Di antara ulama pondok pesantren, ada seorang ulama yang
memiliki keahlian melukis. Beliau adalah KH Ridhwan Abdullah. banyak jasa beliau di bumi Indonesia terutama di
kalangan Jam’iyah Nahdlatul Ulama. Dalam kancah ulama NU, beliau dikenal sebagai
pencipta lambang NU.
KH Ridwan Abdullah dilahirkan di Bubutan
Surabaya pada tanggal 1 januari 1884. Ayah beliau adalah KH Abdullah. Sesudah tamat dari Sekolah Dasar Belanda, KH Ridwan Abdullah
belajar (nyantri) di beberapa pondok pesantren di Jawa dan Madura. Di antaranya pondok pesantren Buntet Cirebon, pondok pesantren Siwalan Panji Buduran Sidoarjo dan pondok pesantren Kademangan
Bangkalan Madura.
Pada tahun 1901, KH Ridwan Abdullah pergi
ke tanah suci Mekah dan bermukim di sana selama kurang lebih tiga tahun kemudian
pulang ke tanah air. Pada tahun 1911 beliau kembali lagi ke Mekah dan bermukim di sana selama 1 tahun.

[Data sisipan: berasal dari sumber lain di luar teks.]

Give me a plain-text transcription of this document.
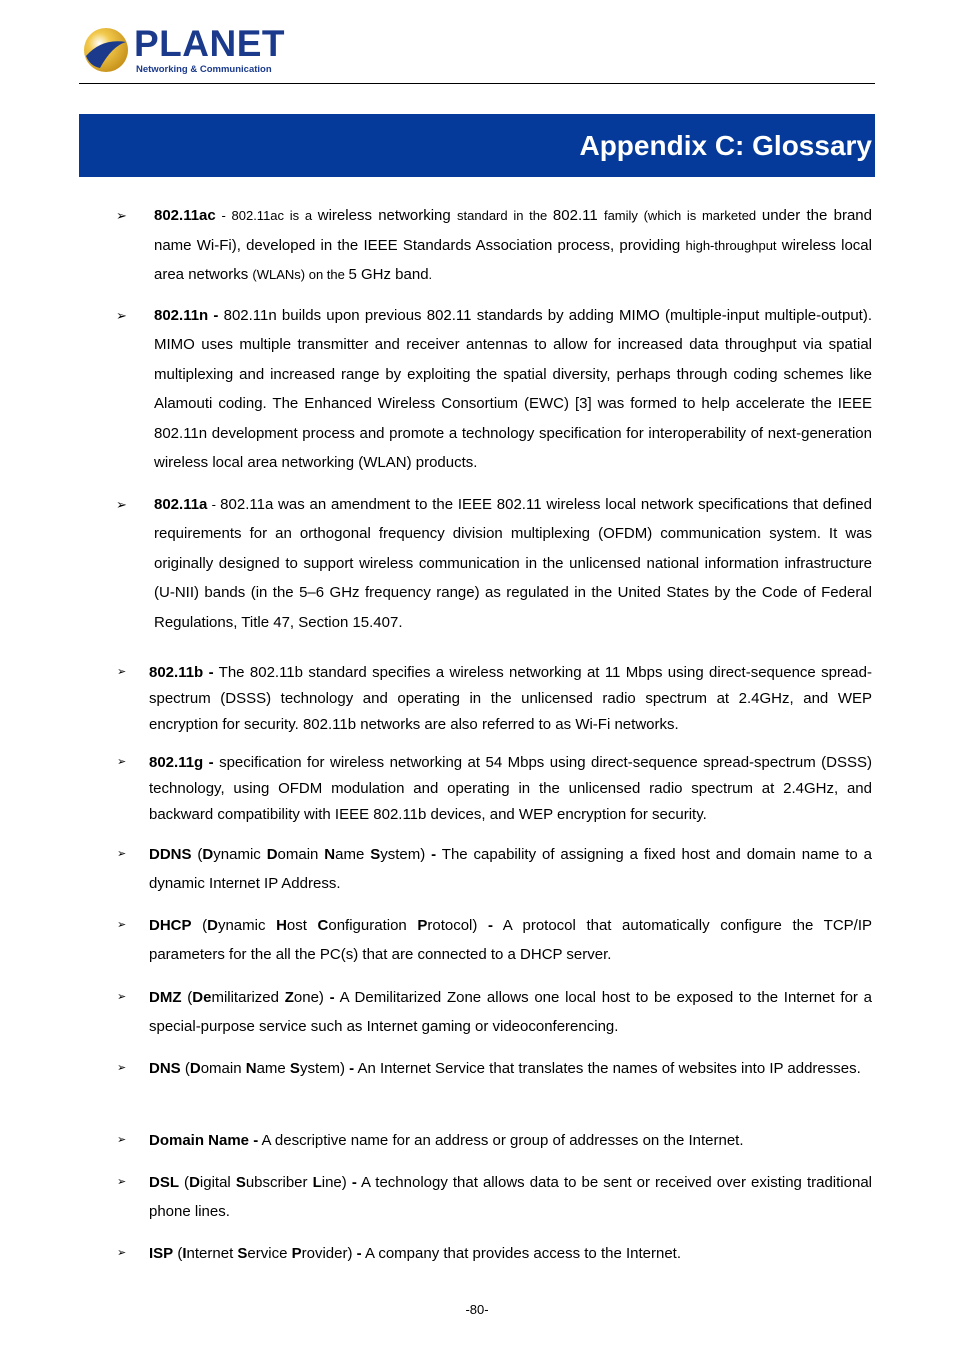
PLANET
Networking & Communication
Appendix C: Glossary
➢ 802.11ac - 802.11ac is a wireless networking standard in the 802.11 family (which is marketed under the brand name Wi-Fi), developed in the IEEE Standards Association process, providing high-throughput wireless local area networks (WLANs) on the 5 GHz band.
➢ 802.11n - 802.11n builds upon previous 802.11 standards by adding MIMO (multiple-input multiple-output). MIMO uses multiple transmitter and receiver antennas to allow for increased data throughput via spatial multiplexing and increased range by exploiting the spatial diversity, perhaps through coding schemes like Alamouti coding. The Enhanced Wireless Consortium (EWC) [3] was formed to help accelerate the IEEE 802.11n development process and promote a technology specification for interoperability of next-generation wireless local area networking (WLAN) products.
➢ 802.11a - 802.11a was an amendment to the IEEE 802.11 wireless local network specifications that defined requirements for an orthogonal frequency division multiplexing (OFDM) communication system. It was originally designed to support wireless communication in the unlicensed national information infrastructure (U-NII) bands (in the 5–6 GHz frequency range) as regulated in the United States by the Code of Federal Regulations, Title 47, Section 15.407.
➢ 802.11b - The 802.11b standard specifies a wireless networking at 11 Mbps using direct-sequence spread-spectrum (DSSS) technology and operating in the unlicensed radio spectrum at 2.4GHz, and WEP encryption for security. 802.11b networks are also referred to as Wi-Fi networks.
➢ 802.11g - specification for wireless networking at 54 Mbps using direct-sequence spread-spectrum (DSSS) technology, using OFDM modulation and operating in the unlicensed radio spectrum at 2.4GHz, and backward compatibility with IEEE 802.11b devices, and WEP encryption for security.
➢ DDNS (Dynamic Domain Name System) - The capability of assigning a fixed host and domain name to a dynamic Internet IP Address.
➢ DHCP (Dynamic Host Configuration Protocol) - A protocol that automatically configure the TCP/IP parameters for the all the PC(s) that are connected to a DHCP server.
➢ DMZ (Demilitarized Zone) - A Demilitarized Zone allows one local host to be exposed to the Internet for a special-purpose service such as Internet gaming or videoconferencing.
➢ DNS (Domain Name System) - An Internet Service that translates the names of websites into IP addresses.
➢ Domain Name - A descriptive name for an address or group of addresses on the Internet.
➢ DSL (Digital Subscriber Line) - A technology that allows data to be sent or received over existing traditional phone lines.
➢ ISP (Internet Service Provider) - A company that provides access to the Internet.
-80-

KH Ridwan Abdullah menikah dengan Makiyah yang meninggal
dunia pada tahun 1910. Kemudian beliau menikah lagi dengan Siti Aisyah gadis asal Bangil yang masih ada
hubungan keluarga dengan Nyai KH. Abdul Wahab Hasbullah.
KH Ridwan Abdullah dikenal sebagai kiai
yang dermawan. Setiap anak yang berangkat mondok dan sowan ke rumah beliau, selain diberi nasihat juga
diberi uang,
padahal beliau sendiri tidak tergolong orang kaya.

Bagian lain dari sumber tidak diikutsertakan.